A White House meeting today between President Obama and four top senators — Majority Leader Mitch McConnell, R-Ky., Minority Leader Harry M. Reid, D-Nev., Republican Judiciary Committee Chairman Charles E. Grassley of Iowa and the panel’s ranking Democrat, Patrick J. Leahy of Vermont – did nothing to resolve the standoff over whether to fill the seat of the late Supreme Court Justice Anton Scalia.
“They were adamant,” Reid told reporters of Republicans’ refusal to hold hearings or offer any potential names for his consideration during what he and Leahy described as a “very short” meeting on the subject. “There wasn’t much said at the meeting.”
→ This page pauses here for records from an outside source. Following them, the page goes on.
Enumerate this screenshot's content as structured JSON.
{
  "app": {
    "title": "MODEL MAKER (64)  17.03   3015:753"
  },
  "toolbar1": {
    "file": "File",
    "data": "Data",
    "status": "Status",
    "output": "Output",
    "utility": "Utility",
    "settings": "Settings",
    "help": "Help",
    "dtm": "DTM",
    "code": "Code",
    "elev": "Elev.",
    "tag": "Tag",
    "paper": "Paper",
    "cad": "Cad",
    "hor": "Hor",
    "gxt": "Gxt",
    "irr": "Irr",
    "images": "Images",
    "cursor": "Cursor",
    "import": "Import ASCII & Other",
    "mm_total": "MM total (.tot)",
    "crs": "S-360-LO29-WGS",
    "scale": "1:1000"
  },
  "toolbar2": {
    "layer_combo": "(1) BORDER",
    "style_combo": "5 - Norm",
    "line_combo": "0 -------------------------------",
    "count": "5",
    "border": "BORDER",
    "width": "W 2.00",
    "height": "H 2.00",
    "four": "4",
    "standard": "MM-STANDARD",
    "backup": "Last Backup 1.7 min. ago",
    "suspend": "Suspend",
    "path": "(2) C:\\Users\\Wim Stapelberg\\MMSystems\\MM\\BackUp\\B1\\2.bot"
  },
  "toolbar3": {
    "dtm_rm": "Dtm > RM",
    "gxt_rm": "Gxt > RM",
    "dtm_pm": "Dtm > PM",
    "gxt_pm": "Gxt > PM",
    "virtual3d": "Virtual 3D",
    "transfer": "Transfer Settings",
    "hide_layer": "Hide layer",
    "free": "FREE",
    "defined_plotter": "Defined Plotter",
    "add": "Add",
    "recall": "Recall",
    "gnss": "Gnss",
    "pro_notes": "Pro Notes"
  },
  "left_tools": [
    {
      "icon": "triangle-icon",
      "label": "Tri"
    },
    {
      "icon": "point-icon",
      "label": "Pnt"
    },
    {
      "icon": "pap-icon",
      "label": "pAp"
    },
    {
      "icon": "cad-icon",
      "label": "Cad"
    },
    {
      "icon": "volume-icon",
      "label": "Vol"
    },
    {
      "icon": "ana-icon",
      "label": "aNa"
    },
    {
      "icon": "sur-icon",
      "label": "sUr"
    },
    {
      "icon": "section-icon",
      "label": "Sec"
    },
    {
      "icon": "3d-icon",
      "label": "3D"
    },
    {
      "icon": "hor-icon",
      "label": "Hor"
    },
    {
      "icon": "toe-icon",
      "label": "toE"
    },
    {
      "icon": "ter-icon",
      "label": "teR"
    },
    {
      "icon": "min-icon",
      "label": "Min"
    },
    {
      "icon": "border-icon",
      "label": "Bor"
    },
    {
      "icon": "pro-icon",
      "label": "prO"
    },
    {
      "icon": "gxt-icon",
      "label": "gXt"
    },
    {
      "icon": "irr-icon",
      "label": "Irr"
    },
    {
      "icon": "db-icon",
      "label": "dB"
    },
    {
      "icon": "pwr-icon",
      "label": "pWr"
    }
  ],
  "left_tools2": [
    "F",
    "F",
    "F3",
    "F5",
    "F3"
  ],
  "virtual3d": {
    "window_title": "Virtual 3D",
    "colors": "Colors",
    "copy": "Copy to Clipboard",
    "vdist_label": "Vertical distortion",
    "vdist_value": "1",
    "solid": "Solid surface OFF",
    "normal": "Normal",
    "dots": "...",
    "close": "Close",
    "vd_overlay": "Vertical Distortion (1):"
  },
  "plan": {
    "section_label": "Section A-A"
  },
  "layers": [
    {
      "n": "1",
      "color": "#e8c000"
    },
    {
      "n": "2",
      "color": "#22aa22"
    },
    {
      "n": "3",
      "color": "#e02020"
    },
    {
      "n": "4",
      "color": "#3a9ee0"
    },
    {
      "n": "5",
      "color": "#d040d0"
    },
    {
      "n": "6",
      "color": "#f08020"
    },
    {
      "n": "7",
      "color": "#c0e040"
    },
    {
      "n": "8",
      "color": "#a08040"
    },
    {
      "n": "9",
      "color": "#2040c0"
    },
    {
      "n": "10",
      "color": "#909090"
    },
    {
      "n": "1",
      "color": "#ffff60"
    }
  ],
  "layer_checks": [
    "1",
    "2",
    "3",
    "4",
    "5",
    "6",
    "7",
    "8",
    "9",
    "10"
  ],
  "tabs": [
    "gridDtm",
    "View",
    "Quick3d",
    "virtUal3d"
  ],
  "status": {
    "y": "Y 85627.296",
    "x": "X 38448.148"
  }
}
“They think they are going to wait and see what President Trump will do I guess as far as the nomination is concerned,” Reid added, referring to Donald Trump, the GOP presidential front-runner. “We are going to continue beating the drums. All we want them to do is fulfill their constitutional duty and do their job. At this phase they have decided not to do that.”
Leahy said that it was the fifth time he had been involved in filling a Supreme Court vacancy and that the current Republican position “makes no sense.”
“Have the hearing. Vote it down. Don’t pretend it doesn’t happen. We have done this a dozen times in presidential election years, had nominations,” Leahy said. “We are sending a signal to our country and to the world that it’s a political institution, and it’s not supposed to be, and it shouldn’t be.”
Neither McConnell nor Grassley, who have said it makes sense to wait for the results of this year’s presidential election before moving forward on a nomination, came out and spoke with reporters after the session.
McConnell did the vast majority of talking during the session, according to an individual familiar with the meeting who asked for anonymity in order to speak freely, and no one offered any potential names during the discussion.
White House press secretary Josh Earnest confirmed to reporters that the president solicited names from Grassley and McConnell, but did not comment on their response.
“The president did say that he would take seriously any names that they wanted to put forward,” Earnest said. “If they want to come back to the Oval Office, I am confident we could arrange a meeting.”
Asked about the White House’s next step, Earnest said it would be for the Republicans to continue consulting with the president. “The president’s view of this situation is that any president has a responsibility to consult intensively with Congress.”